Multi-agent choreography

The real power of event-driven agents emerges in multi-agent systems. Consider a concrete workflow: automated code review and deployment.

Step 1: GitHub webhook fires a pull_request.opened event. The broker receives it and routes it to subscribed consumers.

Step 2: The code-review agent receives the event, pulls the diff from the payload, invokes the LLM with the diff and coding standards, posts review comments via the GitHub API, and emits a review.completed event with verdict: approve/request-changes.

Step 3: If the verdict is "approve," the test-runner agent (subscribed to review.completed where verdict = approve) triggers the CI pipeline and waits for results. When CI completes, it emits ci.completed with pass/fail status.

Step 4: The deploy agent (subscribed to ci.completed where status = pass and branch = main) initiates a canary deployment, monitors error rates for 5 minutes, and emits deployment.completed or deployment.rolled_back.

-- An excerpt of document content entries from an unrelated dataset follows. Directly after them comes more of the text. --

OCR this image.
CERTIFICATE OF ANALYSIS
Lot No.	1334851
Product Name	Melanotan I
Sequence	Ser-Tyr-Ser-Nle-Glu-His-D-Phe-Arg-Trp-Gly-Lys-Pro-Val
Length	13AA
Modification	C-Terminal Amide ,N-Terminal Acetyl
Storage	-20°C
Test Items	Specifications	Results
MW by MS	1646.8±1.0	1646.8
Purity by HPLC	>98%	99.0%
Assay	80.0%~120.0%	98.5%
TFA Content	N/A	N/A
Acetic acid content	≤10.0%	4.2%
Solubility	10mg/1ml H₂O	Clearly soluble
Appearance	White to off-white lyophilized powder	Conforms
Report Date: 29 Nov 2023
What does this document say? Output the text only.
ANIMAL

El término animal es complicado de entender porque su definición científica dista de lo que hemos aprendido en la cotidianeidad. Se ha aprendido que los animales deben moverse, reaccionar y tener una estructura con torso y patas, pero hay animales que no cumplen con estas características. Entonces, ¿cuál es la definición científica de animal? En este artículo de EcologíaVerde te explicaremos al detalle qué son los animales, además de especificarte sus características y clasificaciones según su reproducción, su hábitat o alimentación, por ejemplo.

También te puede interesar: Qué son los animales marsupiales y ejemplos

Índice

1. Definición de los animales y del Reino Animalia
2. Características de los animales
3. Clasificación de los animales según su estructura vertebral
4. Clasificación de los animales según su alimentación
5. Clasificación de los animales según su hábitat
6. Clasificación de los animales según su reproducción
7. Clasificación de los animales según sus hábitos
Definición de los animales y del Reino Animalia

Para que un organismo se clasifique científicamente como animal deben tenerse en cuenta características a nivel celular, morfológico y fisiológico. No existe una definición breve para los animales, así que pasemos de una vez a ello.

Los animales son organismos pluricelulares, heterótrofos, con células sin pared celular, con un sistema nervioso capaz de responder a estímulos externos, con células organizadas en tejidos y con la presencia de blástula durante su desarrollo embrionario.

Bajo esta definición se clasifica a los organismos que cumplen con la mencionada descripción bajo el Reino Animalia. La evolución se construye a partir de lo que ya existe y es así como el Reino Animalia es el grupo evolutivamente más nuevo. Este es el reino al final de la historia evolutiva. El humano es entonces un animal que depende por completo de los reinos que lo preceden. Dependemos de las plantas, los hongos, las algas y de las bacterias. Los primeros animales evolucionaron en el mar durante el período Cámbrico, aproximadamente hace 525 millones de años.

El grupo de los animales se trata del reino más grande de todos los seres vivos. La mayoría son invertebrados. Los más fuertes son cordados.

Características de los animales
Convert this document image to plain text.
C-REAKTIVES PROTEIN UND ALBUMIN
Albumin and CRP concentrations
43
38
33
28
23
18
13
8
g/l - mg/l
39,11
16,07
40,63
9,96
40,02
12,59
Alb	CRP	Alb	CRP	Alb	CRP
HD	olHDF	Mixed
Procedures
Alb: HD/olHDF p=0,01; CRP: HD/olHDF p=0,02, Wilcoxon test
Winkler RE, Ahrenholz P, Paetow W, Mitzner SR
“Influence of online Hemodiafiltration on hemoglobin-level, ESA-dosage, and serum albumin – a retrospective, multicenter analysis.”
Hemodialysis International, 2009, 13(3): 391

No central orchestrator manages this workflow. Each agent operates independently, triggered by events from the agent before it. Adding a new agent (say, a security scanner after code review) requires zero changes to existing agents — you subscribe the new agent to pull_request.opened and it runs in parallel with the code-review agent. This is the open/closed principle applied to agent systems: the workflow is open for extension but closed for modification.

Our take

At System32, we treat events as the fundamental coordination primitive for agent systems. Our infrastructure is built on NATS JetStream for event routing with exactly-once delivery semantics, CloudEvents for schema standardization, and KEDA for scaling agent instances to zero when idle and up under load.

The agent loop isn't dead — individual agents still reason and act in a loop within a single event handler invocation. But the system-level architecture is event-driven. Agents don't poll each other. They don't share mutable state. They emit events and subscribe to events. The result is a system that scales horizontally, recovers from failures automatically, and can be extended without modifying existing agents.

If you're building multi-agent systems with shared databases and polling loops, you're re-inventing problems that event-driven architecture solved twenty years ago. Use events. Your agents will be faster, cheaper, and easier to operate.